Where Black Thought hunkers down, ?uestlove stretches out, sometimes to the point of overreaching: on “Atonement” he misguidedly layers a vocal chorus by Jack Davey over a sample of Radiohead’s “You and Whose Army?” But his sequencing of the album is terse and occasionally gripping, as when “Don’t Feel Right” yields to the stark menace of “In the Music.” And he inserts a few gratifying allusions to earlier, breezier Roots grooves, with neo-soul vocals and splashes of Fender Rhodes piano.

Nostalgia takes a personal edge on the closer, “Can’t Stop This,” which was overseen by the producer J Dilla before his death early this year. Stuffed with posthumous testimonials, the track feels overlong. But somehow it’s only fitting that this album should end with a eulogy. NATE CHINEN

*Well said but he used to. Rewind to DYWM for evidence. Delivery wise, BT, may be suffering from a "professional tedium" to borrow from Ben Ratliff's review of Kenny Garrett's Beyond the Wall or "doing something very familiar almost too well."

vendredi, septembre 01, 2006

Fair

There is a space for everyone. I don't remember this as much as I should but I am reminded in unexpected places.

On my bed with John Szwed's biography of Miles Davis in hand I read that someone, Cannonball maybe, said that Miles was not a very good trumpeter but an excellent soloist. Ashley Kahn quotes this same dude, whose identity escapes me, in Kind of Blue: The Making of the Miles Davis Masterpiece. I don't really listen to Miles but his legend suggested to me that he was virtuosic. Not so, at least according to these books.

In my office, after checking this weekend's bleek weather forecast, I hummed a little Tony!Toni Toné! which inevitably led to "C U When U Get There." I bought the CD single back in '97 or so. The Bill & Humberto Mix is best. I used to play the hell out of it at LPC Common Room parties. The music wafted through the mini sound system out the balcony overlooking the Tolo Channel and our expat teen population swayed. Hard. There was probably some languid arm-waving too. After all, it is a really good song. But on the grand scale of cool, Coolio is strikingly deficient. I'm not even gonna discuss talent, of which I'm sure many think he had/has little, since it is so subjective as to be meaningless.

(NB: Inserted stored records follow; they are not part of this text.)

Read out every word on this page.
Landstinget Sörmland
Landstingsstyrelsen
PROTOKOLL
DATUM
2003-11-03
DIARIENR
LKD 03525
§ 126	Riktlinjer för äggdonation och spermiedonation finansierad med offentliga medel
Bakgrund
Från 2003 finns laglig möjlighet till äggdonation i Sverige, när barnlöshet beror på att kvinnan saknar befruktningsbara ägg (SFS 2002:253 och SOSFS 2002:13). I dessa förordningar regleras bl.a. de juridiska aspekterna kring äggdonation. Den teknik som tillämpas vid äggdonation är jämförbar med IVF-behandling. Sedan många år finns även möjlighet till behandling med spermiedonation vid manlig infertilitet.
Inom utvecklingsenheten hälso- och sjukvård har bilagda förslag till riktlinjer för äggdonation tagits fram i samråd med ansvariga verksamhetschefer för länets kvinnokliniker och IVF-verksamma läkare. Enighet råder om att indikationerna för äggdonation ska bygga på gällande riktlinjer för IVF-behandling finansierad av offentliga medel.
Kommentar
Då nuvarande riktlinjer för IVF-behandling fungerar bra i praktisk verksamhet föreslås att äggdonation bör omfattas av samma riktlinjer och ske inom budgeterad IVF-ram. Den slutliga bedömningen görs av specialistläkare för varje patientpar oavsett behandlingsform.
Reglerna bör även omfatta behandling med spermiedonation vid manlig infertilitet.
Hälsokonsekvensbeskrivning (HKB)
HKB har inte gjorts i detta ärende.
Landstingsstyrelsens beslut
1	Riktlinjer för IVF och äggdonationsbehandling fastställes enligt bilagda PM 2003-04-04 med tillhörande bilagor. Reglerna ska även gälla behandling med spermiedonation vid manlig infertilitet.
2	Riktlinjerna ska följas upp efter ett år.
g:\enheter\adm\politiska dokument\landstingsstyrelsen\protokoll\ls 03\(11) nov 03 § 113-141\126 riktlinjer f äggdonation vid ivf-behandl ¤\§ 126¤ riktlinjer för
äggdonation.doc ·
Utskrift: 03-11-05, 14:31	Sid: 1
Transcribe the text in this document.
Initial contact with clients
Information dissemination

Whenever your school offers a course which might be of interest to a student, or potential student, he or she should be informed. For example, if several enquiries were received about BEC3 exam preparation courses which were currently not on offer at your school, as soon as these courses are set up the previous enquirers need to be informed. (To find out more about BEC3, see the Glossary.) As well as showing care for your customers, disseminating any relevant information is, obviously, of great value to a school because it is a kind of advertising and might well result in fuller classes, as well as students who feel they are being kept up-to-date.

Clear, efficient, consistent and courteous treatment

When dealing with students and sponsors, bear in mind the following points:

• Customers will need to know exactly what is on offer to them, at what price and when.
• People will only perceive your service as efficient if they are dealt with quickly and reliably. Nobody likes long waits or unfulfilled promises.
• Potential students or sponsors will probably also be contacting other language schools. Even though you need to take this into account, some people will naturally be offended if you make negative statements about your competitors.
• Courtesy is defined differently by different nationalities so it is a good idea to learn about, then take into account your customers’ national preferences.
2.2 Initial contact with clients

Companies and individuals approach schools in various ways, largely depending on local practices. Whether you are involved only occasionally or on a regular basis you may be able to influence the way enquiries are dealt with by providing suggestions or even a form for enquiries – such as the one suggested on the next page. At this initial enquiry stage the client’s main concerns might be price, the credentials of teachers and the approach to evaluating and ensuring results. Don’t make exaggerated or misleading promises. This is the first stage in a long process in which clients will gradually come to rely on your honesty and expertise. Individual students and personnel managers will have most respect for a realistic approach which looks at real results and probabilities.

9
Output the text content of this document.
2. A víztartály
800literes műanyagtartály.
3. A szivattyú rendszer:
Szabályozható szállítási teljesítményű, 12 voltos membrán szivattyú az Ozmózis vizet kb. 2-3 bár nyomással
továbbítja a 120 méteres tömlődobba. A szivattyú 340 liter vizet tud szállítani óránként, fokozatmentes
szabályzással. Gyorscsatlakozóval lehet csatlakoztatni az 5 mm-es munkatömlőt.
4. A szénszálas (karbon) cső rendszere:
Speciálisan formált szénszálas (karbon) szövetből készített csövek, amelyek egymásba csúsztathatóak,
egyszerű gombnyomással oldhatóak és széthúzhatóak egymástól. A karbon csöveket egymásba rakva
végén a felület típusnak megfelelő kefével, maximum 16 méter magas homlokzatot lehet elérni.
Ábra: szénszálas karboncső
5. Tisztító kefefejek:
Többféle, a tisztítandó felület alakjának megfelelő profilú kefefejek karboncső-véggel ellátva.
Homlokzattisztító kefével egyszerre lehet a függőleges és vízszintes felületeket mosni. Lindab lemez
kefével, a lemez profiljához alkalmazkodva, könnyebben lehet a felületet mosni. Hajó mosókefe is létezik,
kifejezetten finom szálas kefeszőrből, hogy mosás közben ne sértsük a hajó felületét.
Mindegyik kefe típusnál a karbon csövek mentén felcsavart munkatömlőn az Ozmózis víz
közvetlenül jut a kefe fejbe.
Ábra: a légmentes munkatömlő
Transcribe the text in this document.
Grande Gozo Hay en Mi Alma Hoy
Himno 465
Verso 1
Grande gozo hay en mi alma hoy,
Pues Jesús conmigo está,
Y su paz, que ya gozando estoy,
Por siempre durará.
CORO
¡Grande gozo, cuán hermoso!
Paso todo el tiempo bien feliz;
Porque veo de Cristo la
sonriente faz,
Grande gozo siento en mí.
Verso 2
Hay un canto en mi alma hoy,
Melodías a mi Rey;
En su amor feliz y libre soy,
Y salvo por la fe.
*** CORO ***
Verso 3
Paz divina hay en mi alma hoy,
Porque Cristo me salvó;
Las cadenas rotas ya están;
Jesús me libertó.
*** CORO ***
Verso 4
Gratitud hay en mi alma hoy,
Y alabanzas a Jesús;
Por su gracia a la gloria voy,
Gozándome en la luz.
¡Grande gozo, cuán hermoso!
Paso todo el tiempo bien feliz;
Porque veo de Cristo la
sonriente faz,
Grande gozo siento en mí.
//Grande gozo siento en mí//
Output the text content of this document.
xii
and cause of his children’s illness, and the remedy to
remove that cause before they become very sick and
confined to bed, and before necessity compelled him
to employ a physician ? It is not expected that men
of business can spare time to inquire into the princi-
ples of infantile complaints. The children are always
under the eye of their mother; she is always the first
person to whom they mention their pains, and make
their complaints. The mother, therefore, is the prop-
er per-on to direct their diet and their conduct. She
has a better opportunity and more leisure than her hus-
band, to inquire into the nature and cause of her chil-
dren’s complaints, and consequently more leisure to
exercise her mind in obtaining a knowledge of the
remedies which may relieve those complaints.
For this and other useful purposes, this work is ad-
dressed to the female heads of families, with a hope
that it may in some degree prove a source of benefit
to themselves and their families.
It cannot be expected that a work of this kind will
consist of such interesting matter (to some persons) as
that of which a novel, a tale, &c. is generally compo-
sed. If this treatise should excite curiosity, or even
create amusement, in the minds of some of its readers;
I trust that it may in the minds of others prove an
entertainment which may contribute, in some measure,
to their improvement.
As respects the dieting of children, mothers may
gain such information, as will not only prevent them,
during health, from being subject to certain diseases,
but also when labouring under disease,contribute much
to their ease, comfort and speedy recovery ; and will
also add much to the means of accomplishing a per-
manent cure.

In my writing workshop I write, and share, but mostly listen. It could overwhelm but it doesn't. Because of Miles, I guess, or Coolio. Maybe Kelis and Beyoncé. New York Magazine has a nice little profile on Kelis. Jim Farber reviews the heavily promoted sophomore album of Beyoncé. Not a fan of either but I appreciate Beyonce' singing voice whereas I think Kelis sounds best purring or growling on hooks. We all know Bey don't do much for me but I'm not inclined to celebrate Farber's tempered negative review. He posits the album as an example of her trying on a new style; suggested by Jay or not, pleasing or not, it's a step in the direction of creative growth which, I think, is what we are all after. As for Kelis who's earnestness almost made up for her horrid live vocals at a recent 106&Park performance, I just like her style. Moreover I like the fact that she doesn't have a pleasing singing voice but is a relatively succesful recording artist.

I am reminded that good, better, best are not so much to be or transcended but discarded. There is only what resonates: what evokes response. I sit with that and keep it with me as I walk the length of my path.

*Anybody catch the awkward Bey and Jay not moment when she won her VMA last night? When her name was called she didn't immediately rise, but Jay did along with the rest of the crowd in ovation, when she rose she turn towards him expectantly then away when she realized he had no intention of turning towards her. Slim Thug enters the frame, congratulates her with a kiss on the cheek and daps up Jay catching Bey between them.